Следственная комиссия при Петроградском совете не была единственной в своем роде. Были и другие в том же роде. И под началом Бонч-Бруевича. И под началом тов. Дзержинского. Бывший присяжный и туда стопы, и сюда стопы. Отвечают: обвинительных материалов не имеется.

А на нет, говорят, и суда нет. Так, но «целесообразность»-то есть? И пребудет. А все равно Беклемишеву все ясно, ан дело темно.

Бурцев при встречах возвышает голос: судите меня! Я брошу большевикам в лицо: германец не сегодня – завтра вломится в Петербург, и вы, иуды, запоете: Ах, майн либер Августин, Августин, Августин.

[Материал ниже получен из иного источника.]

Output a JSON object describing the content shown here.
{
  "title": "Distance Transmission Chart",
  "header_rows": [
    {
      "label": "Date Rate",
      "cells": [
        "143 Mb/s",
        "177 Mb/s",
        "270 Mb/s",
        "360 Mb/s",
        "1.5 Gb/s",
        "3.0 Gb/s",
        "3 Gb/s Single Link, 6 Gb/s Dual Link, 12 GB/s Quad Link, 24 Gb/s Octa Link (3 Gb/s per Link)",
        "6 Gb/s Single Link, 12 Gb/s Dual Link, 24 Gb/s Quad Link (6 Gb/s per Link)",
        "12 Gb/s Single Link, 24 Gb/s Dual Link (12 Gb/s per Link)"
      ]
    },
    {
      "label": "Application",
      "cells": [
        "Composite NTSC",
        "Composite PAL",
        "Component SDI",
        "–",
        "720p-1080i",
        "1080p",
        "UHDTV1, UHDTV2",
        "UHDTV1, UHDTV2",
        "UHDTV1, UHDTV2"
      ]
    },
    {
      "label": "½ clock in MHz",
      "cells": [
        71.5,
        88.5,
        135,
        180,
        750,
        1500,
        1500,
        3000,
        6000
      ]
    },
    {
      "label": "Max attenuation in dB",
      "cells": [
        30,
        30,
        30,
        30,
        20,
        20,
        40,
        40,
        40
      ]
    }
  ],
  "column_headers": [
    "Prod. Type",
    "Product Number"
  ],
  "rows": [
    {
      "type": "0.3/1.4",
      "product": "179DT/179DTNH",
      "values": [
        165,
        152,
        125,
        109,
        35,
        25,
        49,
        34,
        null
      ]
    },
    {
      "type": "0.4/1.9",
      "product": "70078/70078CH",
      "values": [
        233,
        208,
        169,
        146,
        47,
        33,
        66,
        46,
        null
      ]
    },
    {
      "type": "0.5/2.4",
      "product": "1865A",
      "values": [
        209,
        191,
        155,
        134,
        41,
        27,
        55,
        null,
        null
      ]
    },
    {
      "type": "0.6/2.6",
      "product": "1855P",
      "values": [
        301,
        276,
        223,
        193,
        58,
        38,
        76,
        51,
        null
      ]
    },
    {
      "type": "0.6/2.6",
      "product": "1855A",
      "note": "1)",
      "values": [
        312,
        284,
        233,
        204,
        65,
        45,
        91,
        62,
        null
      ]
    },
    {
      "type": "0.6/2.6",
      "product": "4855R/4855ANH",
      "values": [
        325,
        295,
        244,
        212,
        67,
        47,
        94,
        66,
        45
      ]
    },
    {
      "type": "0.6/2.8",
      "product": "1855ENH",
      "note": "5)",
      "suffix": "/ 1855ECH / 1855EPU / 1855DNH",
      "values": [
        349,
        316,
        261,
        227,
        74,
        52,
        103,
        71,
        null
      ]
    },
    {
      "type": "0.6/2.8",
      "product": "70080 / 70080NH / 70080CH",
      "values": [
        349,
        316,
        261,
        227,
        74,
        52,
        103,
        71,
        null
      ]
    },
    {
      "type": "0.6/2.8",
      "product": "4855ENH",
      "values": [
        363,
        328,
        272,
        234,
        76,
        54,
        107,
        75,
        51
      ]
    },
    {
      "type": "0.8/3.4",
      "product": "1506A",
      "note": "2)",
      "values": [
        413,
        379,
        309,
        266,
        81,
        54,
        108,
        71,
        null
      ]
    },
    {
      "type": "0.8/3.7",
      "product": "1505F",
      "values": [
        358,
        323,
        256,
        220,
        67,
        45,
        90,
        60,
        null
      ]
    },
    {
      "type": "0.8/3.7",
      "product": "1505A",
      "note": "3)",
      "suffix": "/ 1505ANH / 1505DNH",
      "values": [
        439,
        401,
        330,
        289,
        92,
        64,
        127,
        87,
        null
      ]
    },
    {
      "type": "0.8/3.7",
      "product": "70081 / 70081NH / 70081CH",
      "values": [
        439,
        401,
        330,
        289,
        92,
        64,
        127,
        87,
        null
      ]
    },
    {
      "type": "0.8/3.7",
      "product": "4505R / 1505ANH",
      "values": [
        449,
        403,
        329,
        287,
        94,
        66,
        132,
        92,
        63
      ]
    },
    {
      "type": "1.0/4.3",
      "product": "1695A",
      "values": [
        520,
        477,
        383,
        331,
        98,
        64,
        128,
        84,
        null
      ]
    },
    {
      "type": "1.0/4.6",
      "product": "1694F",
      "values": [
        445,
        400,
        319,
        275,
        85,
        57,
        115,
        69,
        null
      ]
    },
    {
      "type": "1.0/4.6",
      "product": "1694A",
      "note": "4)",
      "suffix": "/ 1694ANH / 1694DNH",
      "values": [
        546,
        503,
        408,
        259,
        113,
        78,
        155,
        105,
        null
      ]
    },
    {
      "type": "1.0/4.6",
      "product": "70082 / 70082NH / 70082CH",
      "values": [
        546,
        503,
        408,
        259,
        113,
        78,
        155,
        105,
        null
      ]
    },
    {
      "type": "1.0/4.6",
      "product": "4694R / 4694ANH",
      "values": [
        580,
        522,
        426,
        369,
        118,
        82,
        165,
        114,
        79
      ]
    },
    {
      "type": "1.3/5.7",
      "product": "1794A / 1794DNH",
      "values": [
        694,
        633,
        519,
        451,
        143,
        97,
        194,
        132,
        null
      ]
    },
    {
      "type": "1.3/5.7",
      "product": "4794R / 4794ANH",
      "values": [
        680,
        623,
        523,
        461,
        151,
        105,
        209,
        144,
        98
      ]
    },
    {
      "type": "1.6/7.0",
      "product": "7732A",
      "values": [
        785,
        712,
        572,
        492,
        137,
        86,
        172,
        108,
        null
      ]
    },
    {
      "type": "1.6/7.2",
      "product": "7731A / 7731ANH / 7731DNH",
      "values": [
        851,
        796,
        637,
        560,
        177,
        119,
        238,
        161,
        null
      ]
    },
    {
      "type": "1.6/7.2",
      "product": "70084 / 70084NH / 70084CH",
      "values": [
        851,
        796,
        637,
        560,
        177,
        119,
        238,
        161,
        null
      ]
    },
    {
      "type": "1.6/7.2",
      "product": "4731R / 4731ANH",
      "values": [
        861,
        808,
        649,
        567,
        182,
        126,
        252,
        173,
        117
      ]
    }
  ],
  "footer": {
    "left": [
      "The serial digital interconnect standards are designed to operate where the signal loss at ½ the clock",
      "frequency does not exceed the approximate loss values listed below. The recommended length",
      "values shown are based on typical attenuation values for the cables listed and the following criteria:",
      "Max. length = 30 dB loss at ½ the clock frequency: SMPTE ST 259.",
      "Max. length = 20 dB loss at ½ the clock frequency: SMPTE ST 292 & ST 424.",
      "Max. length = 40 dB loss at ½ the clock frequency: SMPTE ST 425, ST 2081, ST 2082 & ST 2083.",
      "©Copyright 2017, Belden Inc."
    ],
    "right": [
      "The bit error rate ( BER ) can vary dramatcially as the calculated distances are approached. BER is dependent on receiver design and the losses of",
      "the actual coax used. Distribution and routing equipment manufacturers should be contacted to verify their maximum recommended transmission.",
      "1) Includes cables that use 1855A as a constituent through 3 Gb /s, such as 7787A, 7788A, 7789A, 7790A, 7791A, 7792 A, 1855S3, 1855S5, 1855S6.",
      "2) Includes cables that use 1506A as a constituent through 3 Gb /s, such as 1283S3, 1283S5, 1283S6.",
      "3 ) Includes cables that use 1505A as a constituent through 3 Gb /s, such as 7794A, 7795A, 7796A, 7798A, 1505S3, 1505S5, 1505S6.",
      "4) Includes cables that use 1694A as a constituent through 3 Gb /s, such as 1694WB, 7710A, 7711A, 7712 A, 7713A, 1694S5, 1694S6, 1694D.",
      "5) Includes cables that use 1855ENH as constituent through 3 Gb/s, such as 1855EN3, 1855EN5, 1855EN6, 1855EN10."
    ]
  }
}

Послушайте, В. Л., есть люди, готовые взять вас на поруки. В. Л. прикладывал руку к сердцу: благодарю, но откажусь.

– Но почему же, почему? – уныло вопрошал Беклемишев.

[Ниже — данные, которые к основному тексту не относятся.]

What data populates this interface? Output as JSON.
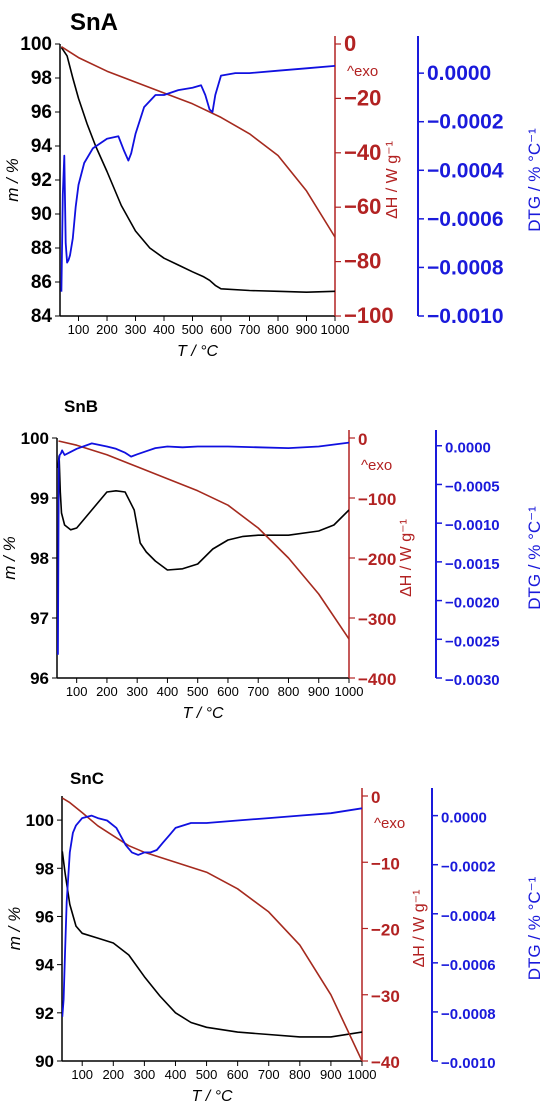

Его уныние и злило, и веселило Бурцева. Он сказал, что взятье на поруки отнимет самое желанье совершить побег. И пуще веселясь, прибавил: а есть «метода», предотвращающая нелегальное сокрытие от властей. Беклемишев отозвался междометием, оно озвучивало выраженье глаз: недоумение и недоверие.

Не крупней бекасинника был Беклемишев, дроби, что бьет по мелкой дичи. А вот начальник лагерного пункта у нас, в Вятлаге, сам пошел на то, чего Беклемишев не уловил в намеке Бурцева.

Майор, начальник 16-го иль 31-го, телеги все готовил зимнею порой. В тот год ему хотелось что-то там наладить по электрочасти. По этой части от «а» до «я» умел и знал Данильченко, зек старый. Я говорил о нем. Да вы наверняка забыли. Не тушуйтесь, я сам три четверти не помню… Но как забыть Данильченку? Он жене, не отвечавшей ни письмишком, упрямо сообщал: пришли-ка мне очки, я тут не вижу ковбасы. Какой-то весь обугленный не то еще в донбасской шахте, не то морозами, веселым не был, но повеселить умел. Так вот, майор, заботливый хозяин, приходит к нам в электромастерскую; потертая и долгополая кожанка, внушительная самокрутка, треща, роняет паровозную искру; серьезен, сумрачен садится на верстак. И обращается к Данильченке: нам надо приготовить к лету то-то, нам надо сверх того и это… Нам? Как говорится, берет Данильченку по делу. Не исполнителем приказа, а со-трудником, со-товарищем. Однако, как ни назови, а действовать-то без конвоя нельзя как раз Данильченке, весьма наклонному к побегам, что он и доказал не раз. Его ловили, били, добавляли срок. Он признавался: невольно думаю о воле по весне… Майор и говорит: Данильченко, ты слово дай, скажи мне – даю я слово честное; и баста, я распоряжусь, и все… Данильченко вздыхал. Зачем-то надевал бушлат в натопленной донельзя мастерской, то снова стаскивал. Молчанье было ощутимо трудным. И, словно бы сочувствуя майору, повесив голову, ответил: «Эх, гражданин майор, ну, слово дашь, а тут, глядишь, кукушка скоро закукует, позовет… Нет, гражданин майор, не буду, не могу». Вчерашний фронтовой комбат поднялся в рост, едва ль не двухметровый, багровея, швырнул цигарку: «Ты завтра выйдешь без бригады. И приступай. Я за тебя отвечу. Понял?» – и хлопнул дверью. А мой Данильченко вздохнул: «Ну, тать его… Макаренко».